God and my ankylosing spondylitis

When I was battling this AS a couple of years back, I was firm in my faith that God had a purpose in everything.  My faith never wavered and each time I faced difficulty, a song rang in my head - Great is Thy Faithfulness. 

This verse particularly resonated with me:

"Pardon for sin and a peace that endureth,
Thine own dear presence to cheer and to guide;
Strength for today and bright hope for tomorrow,
Blessings all mine, with ten thousand beside!"

Strength for today!
Bright hope for tomorrow!
Blessings all mine,
And ten thousand more blessings to come.

Yes, I had that blessed hope that tomorrow will be better, my future is in God's hands.

Sadly, I seemed to be on losing ground in this battle.  I lost my positivity, and my faith was shaken.  And I don't know why, but each time I hear the chorus of this song, my tears well up.

"I know who goes before me
I know who stands behind
The God of angel armies
Is always by my side

The one who reigns forever
He is a friend of mine
The God of angel armies
Is always by my side

And nothing formed against me shall stand
You hold the whole world in Your hands
I'm holding on to Your promises

You are faithful
You are faithful"

All of a sudden, I realize why this song spoke to me so much.  And I mean right now, this is the moment that realization hit me. 

Because even if we lose our faith in God, HE is still faithful to us.  I was losing the reason to continue seeking God's face, I was falling down into a deep dark hole of self-pity... But GOD is faithful.  He will draw us back into His arms.

How did He do this for me?

3 weeks ago, I bumped into a friend whom I hadn't seen in a couple of years.  He was visiting my office with a mutual friend of ours.  We exchanged pleasantries and I asked how he was doing.

He told me he'd lost a lot of weight in the last couple of years due to a new diet he was trying.

I told him he didn't need to diet, he was slender enough as it was!

It turns out that he was trying out a diet to help deal with a condition that he had.  And it turned out to be ankylosing spondylitis as well.

He told me it was such a relief and felt so good to find a fellow sufferer.  Not that he was glad that I was suffering too, but it just felt less lonely knowing that someone out there knows exactly how he feels. 

I felt the same way, it was a feeling of support and empathy that really lifted me.

The next week after that, a client noticed something amiss as I entered their office.  He could tell I was a person walking as though I was in a lot of pain.  My flare up then (and now) affects my neck the most, and I am unable to move it left, right or look down without feeling some kind of jolt of pain. 

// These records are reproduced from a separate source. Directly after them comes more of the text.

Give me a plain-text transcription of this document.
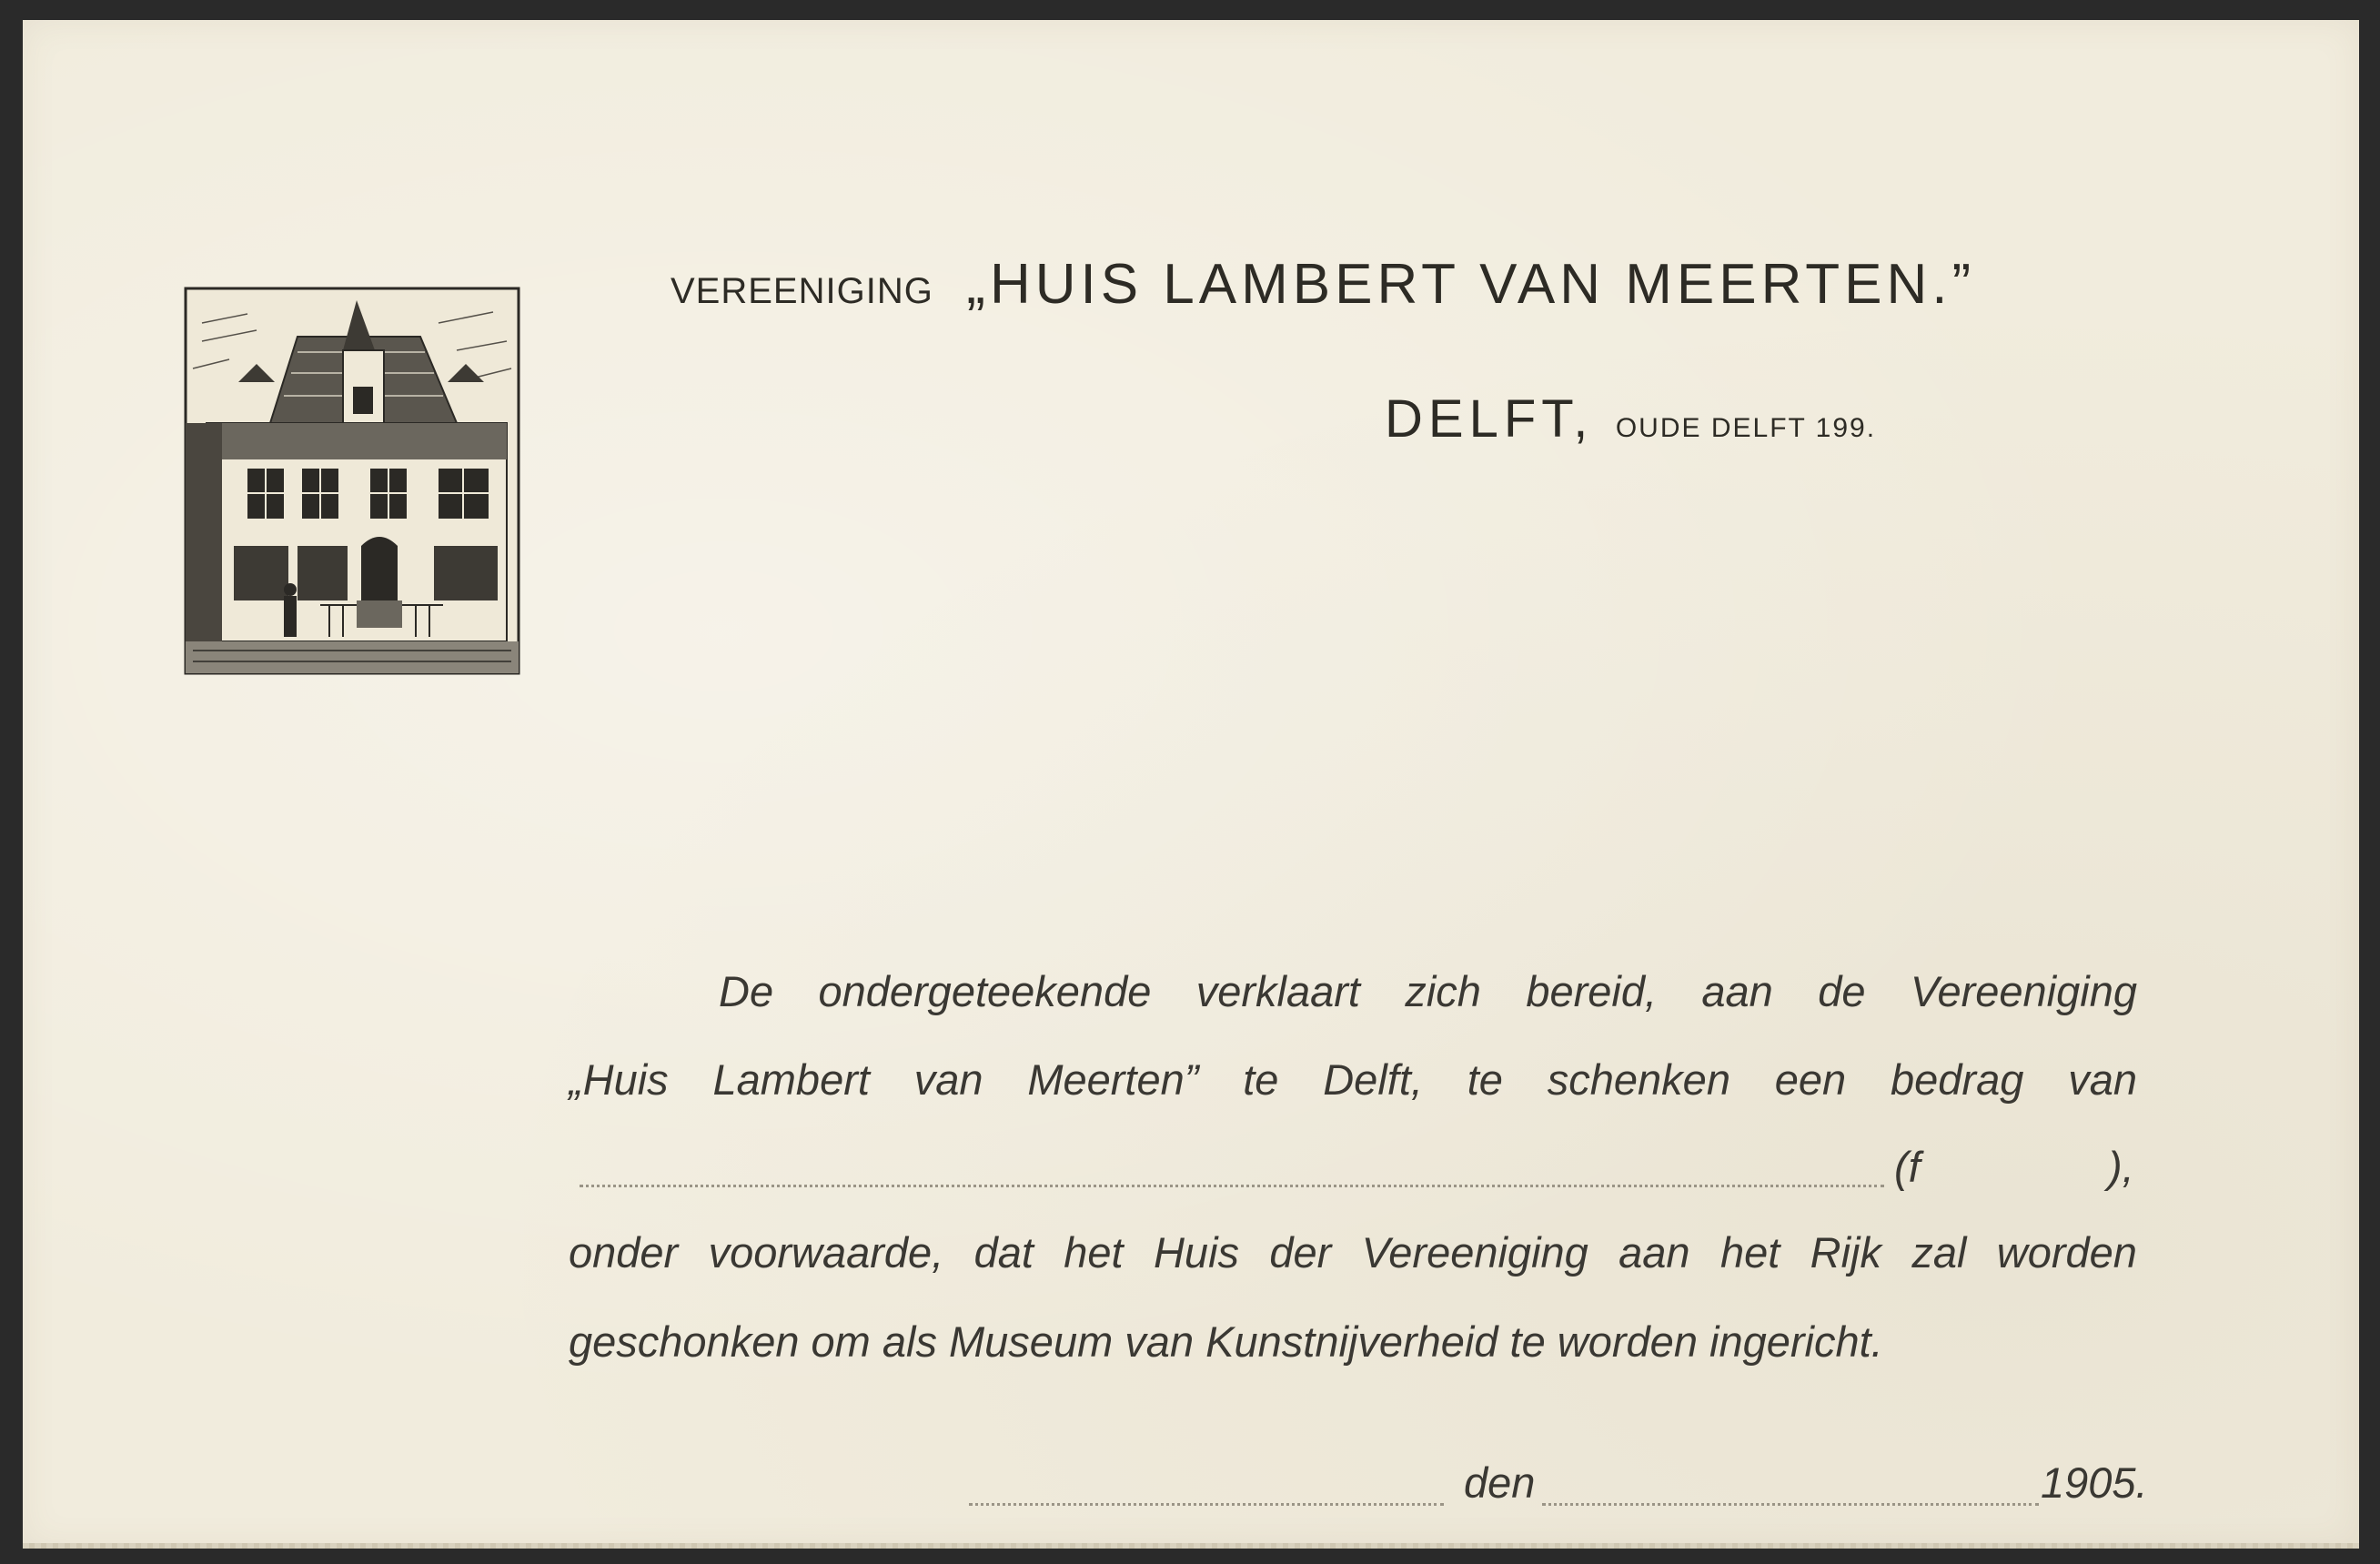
VEREENIGING „HUIS LAMBERT VAN MEERTEN.”
DELFT, OUDE DELFT 199.
De ondergeteekende verklaart zich bereid, aan de Vereeniging
„Huis Lambert van Meerten” te Delft, te schenken een bedrag van
(f	),
onder voorwaarde, dat het Huis der Vereeniging aan het Rijk zal worden
geschonken om als Museum van Kunstnijverheid te worden ingericht.
den	1905.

I found out he could empathize because he suffers from cervical spondolysis - which is the degeneration of the joints in the neck.  What he described sounded much more painful than what I was going through.  He said he had even reached a point where he could not get out of bed, had to get an ambulance and was on painkillers steroid drips in the hospital.

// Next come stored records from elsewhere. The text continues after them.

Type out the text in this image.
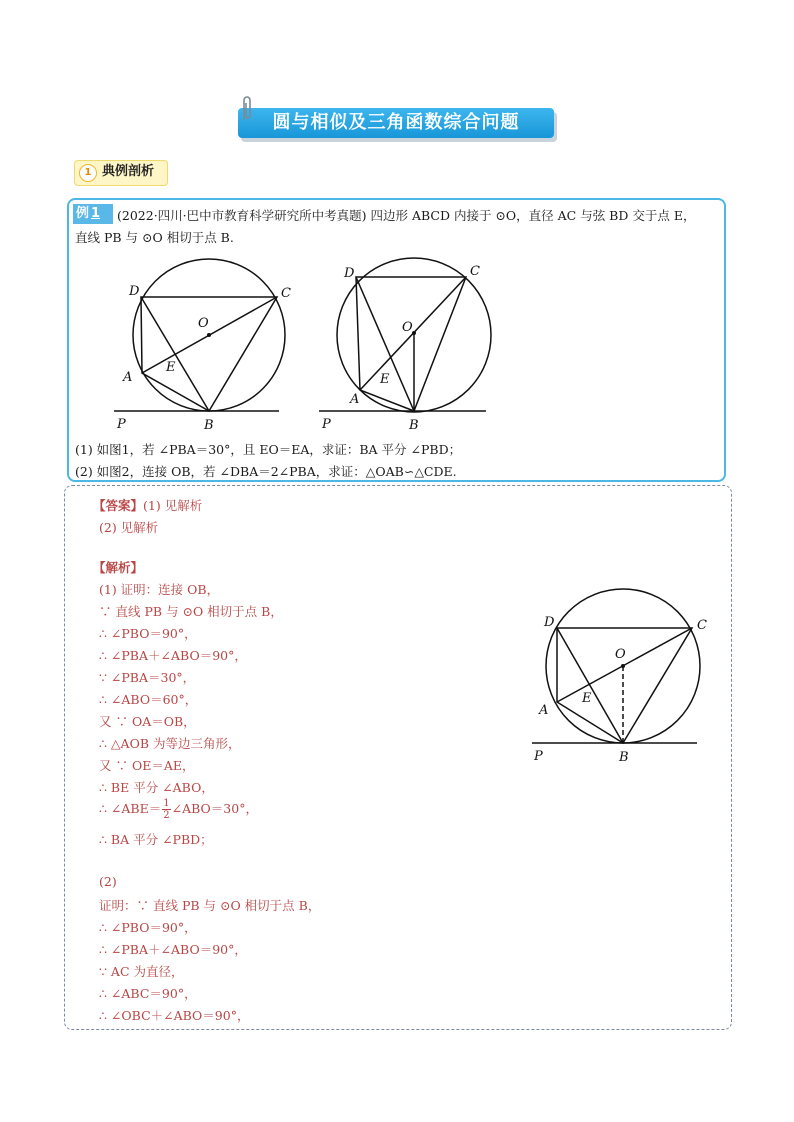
圆与相似及三角函数综合问题
1 典例剖析
例 1	(2022·四川·巴中市教育科学研究所中考真题) 四边形 ABCD 内接于 ⊙O，直径 AC 与弦 BD 交于点 E，
直线 PB 与 ⊙O 相切于点 B.
D	C
O
E
A
P	B
D	C
O
E
A
P	B
(1) 如图1，若 ∠PBA＝30°，且 EO＝EA，求证：BA 平分 ∠PBD；
(2) 如图2，连接 OB，若 ∠DBA＝2∠PBA，求证：△OAB∽△CDE.
【答案】(1) 见解析
(2) 见解析
【解析】
(1) 证明：连接 OB，
∵ 直线 PB 与 ⊙O 相切于点 B，
∴ ∠PBO＝90°，
∴ ∠PBA＋∠ABO＝90°，
∵ ∠PBA＝30°，
∴ ∠ABO＝60°，
又 ∵ OA＝OB，
∴ △AOB 为等边三角形，
又 ∵ OE＝AE，
∴ BE 平分 ∠ABO，
∴ ∠ABE＝ $\frac{1}{2}$ ∠ABO＝30°，
∴ BA 平分 ∠PBD；
(2)
证明：∵ 直线 PB 与 ⊙O 相切于点 B，
∴ ∠PBO＝90°，
∴ ∠PBA＋∠ABO＝90°，
∵ AC 为直径，
∴ ∠ABC＝90°，
∴ ∠OBC＋∠ABO＝90°，
D	C
O
E
A
P	B
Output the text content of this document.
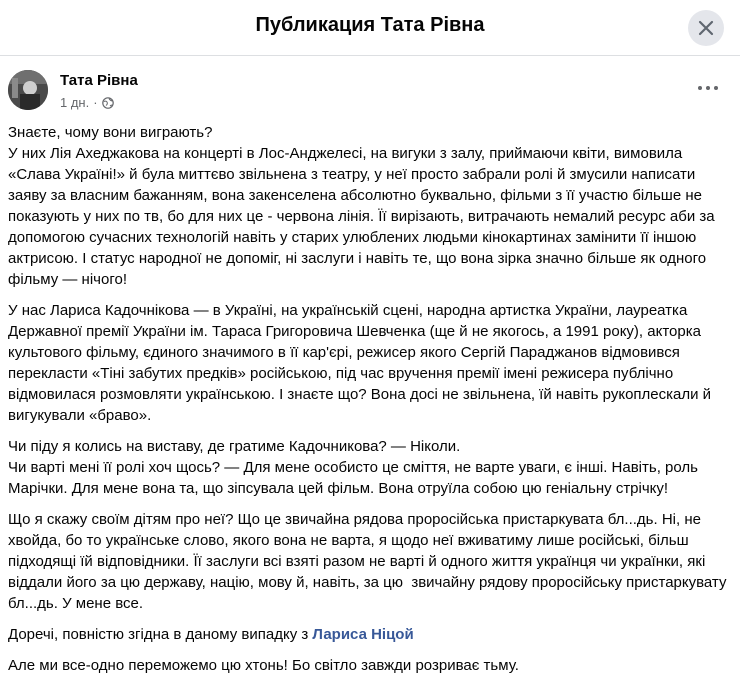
Публикация Тата Рівна
Тата Рівна
1 дн. ·

Знаєте, чому вони виграють?
У них Лія Ахеджакова на концерті в Лос-Анджелесі, на вигуки з залу, приймаючи квіти, вимовила «Слава Україні!» й була миттєво звільнена з театру, у неї просто забрали ролі й змусили написати заяву за власним бажанням, вона закенселена абсолютно буквально, фільми з її участю більше не показують у них по тв, бо для них це - червона лінія. Її вирізають, витрачають немалий ресурс аби за допомогою сучасних технологій навіть у старих улюблених людьми кінокартинах замінити її іншою актрисою. І статус народної не допоміг, ні заслуги і навіть те, що вона зірка значно більше як одного фільму — нічого!

У нас Лариса Кадочнікова — в Україні, на українській сцені, народна артистка України, лауреатка Державної премії України ім. Тараса Григоровича Шевченка (ще й не якогось, а 1991 року), акторка культового фільму, єдиного значимого в її кар'єрі, режисер якого Сергій Параджанов відмовився перекласти «Тіні забутих предків» російською, під час вручення премії імені режисера публічно відмовилася розмовляти українською. І знаєте що? Вона досі не звільнена, їй навіть рукоплескали й вигукували «браво».

Чи піду я колись на виставу, де гратиме Кадочникова? — Ніколи.
Чи варті мені її ролі хоч щось? — Для мене особисто це сміття, не варте уваги, є інші. Навіть, роль Марічки. Для мене вона та, що зіпсувала цей фільм. Вона отруїла собою цю геніальну стрічку!

Що я скажу своїм дітям про неї? Що це звичайна рядова проросійська пристаркувата бл...дь. Ні, не хвойда, бо то українське слово, якого вона не варта, я щодо неї вживатиму лише російські, більш підходящі їй відповідники. Її заслуги всі взяті разом не варті й одного життя українця чи українки, які віддали його за цю державу, націю, мову й, навіть, за цю  звичайну рядову проросійську пристаркувату бл...дь. У мене все.

Доречі, повністю згідна в даному випадку з Лариса Ніцой

Але ми все-одно переможемо цю хтонь! Бо світло завжди розриває тьму.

The bottom line is this, coincidence that I keep meeting these people?  I don't think so.  God put around me people who could empathize.  He is reminding me that I am not going this alone!  He sends his angels to watch over me. 

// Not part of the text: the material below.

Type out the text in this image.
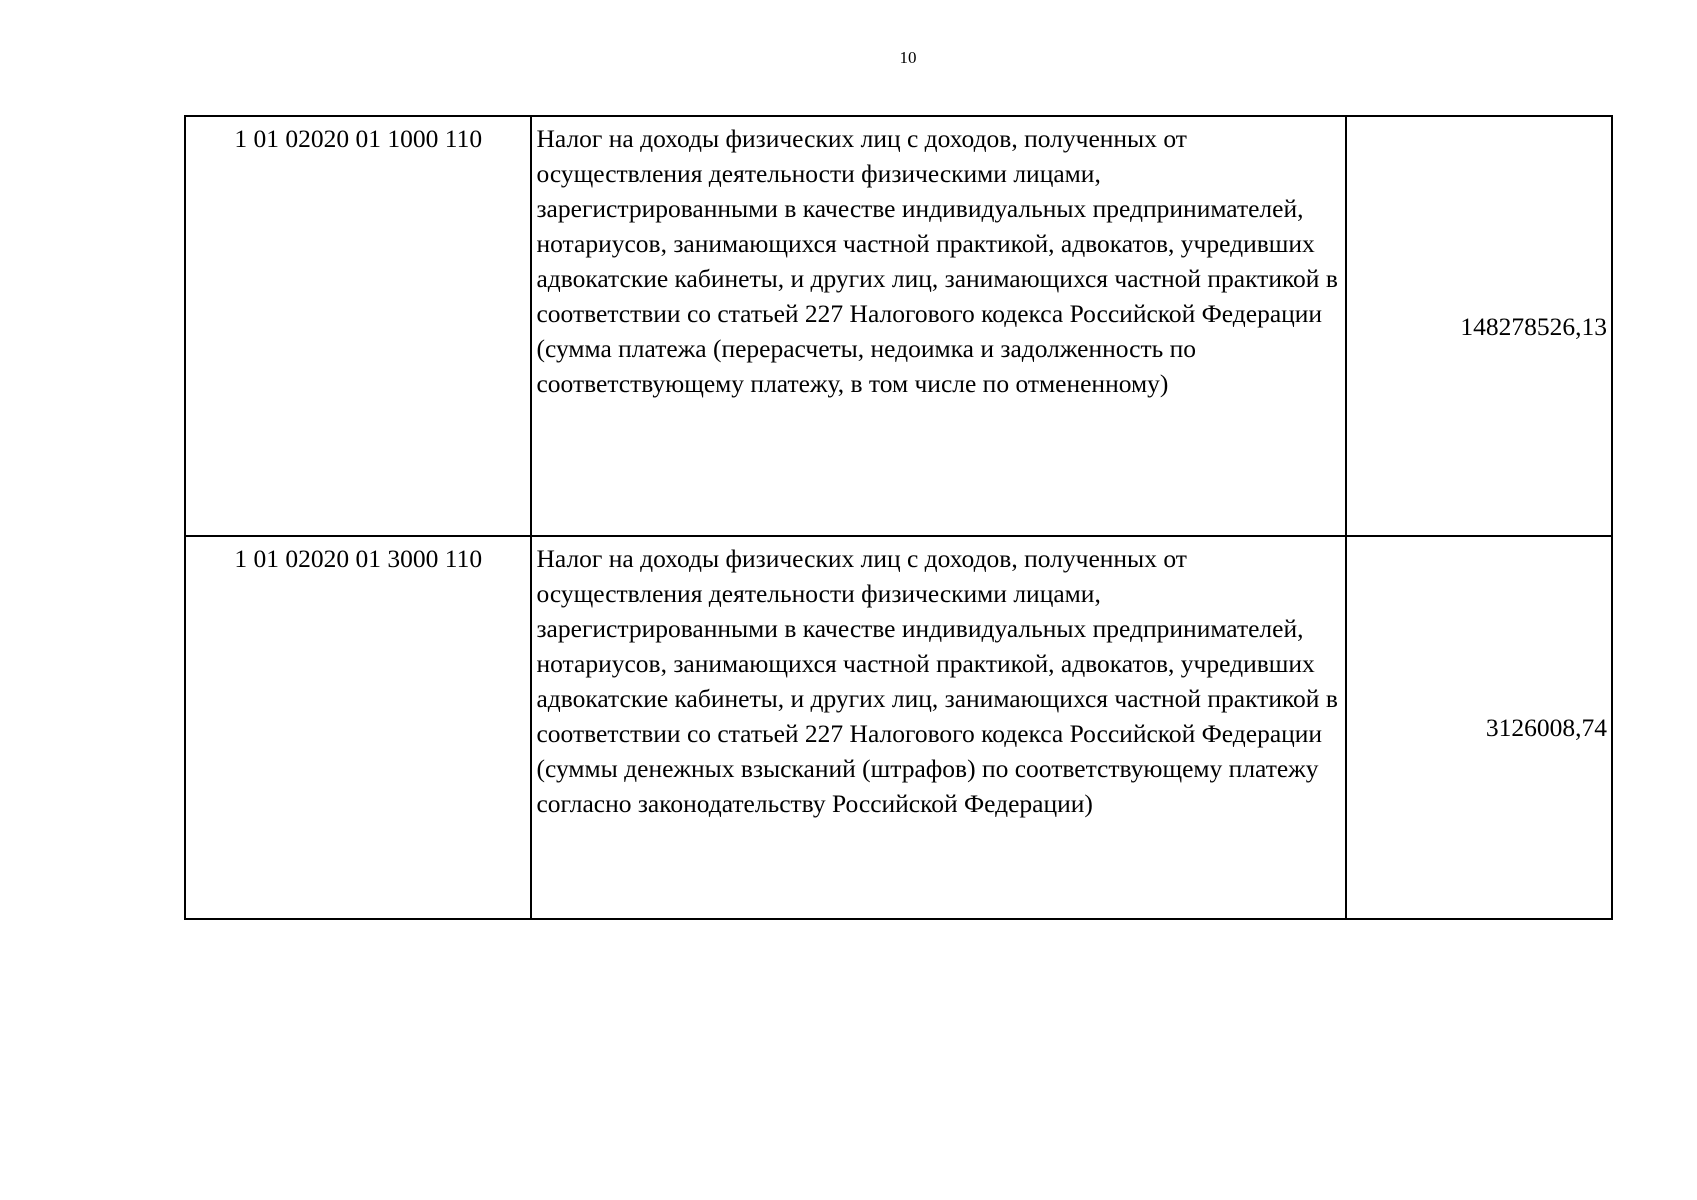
10
1 01 02020 01 1000 110	Налог на доходы физических лиц с доходов, полученных от осуществления деятельности физическими лицами, зарегистрированными в качестве индивидуальных предпринимателей, нотариусов, занимающихся частной практикой, адвокатов, учредивших адвокатские кабинеты, и других лиц, занимающихся частной практикой в соответствии со статьей 227 Налогового кодекса Российской Федерации (сумма платежа (перерасчеты, недоимка и задолженность по соответствующему платежу, в том числе по отмененному)	148278526,13
1 01 02020 01 3000 110	Налог на доходы физических лиц с доходов, полученных от осуществления деятельности физическими лицами, зарегистрированными в качестве индивидуальных предпринимателей, нотариусов, занимающихся частной практикой, адвокатов, учредивших адвокатские кабинеты, и других лиц, занимающихся частной практикой в соответствии со статьей 227 Налогового кодекса Российской Федерации (суммы денежных взысканий (штрафов) по соответствующему платежу согласно законодательству Российской Федерации)	3126008,74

So there's nothing to worry about, because God holds my future, and He is beside me each step of my way.

Matthew 6:25-33
“Therefore I say to you, do not worry about your life, what you will eat or what you will drink; nor about your body, what you will put on. Is not life more than food and the body more than clothing?  Look at the birds of the air, for they neither sow nor reap nor gather into barns; yet your heavenly Father feeds them. Are you not of more value than they?  Which of you by worrying can add one cubit to his stature? “So why do you worry about clothing? Consider the lilies of the field, how they grow: they neither toil nor spin;  and yet I say to you that even Solomon in all his glory was not arrayed like one of these.  Now if God so clothes the grass of the field, which today is, and tomorrow is thrown into the oven, will He not much more clothe you, O you of little faith? “Therefore do not worry, saying, ‘What shall we eat?’ or ‘What shall we drink?’ or ‘What shall we wear?’  For after all these things the Gentiles seek. For your heavenly Father knows that you need all these things.  But seek first the kingdom of God and His righteousness, and all these things shall be added to you.  Therefore do not worry about tomorrow, for tomorrow will worry about its own things. Sufficient for the day is its own trouble.

All Things in Moderation!

Ankylosing Spondylitis, a disease with good days and bad days.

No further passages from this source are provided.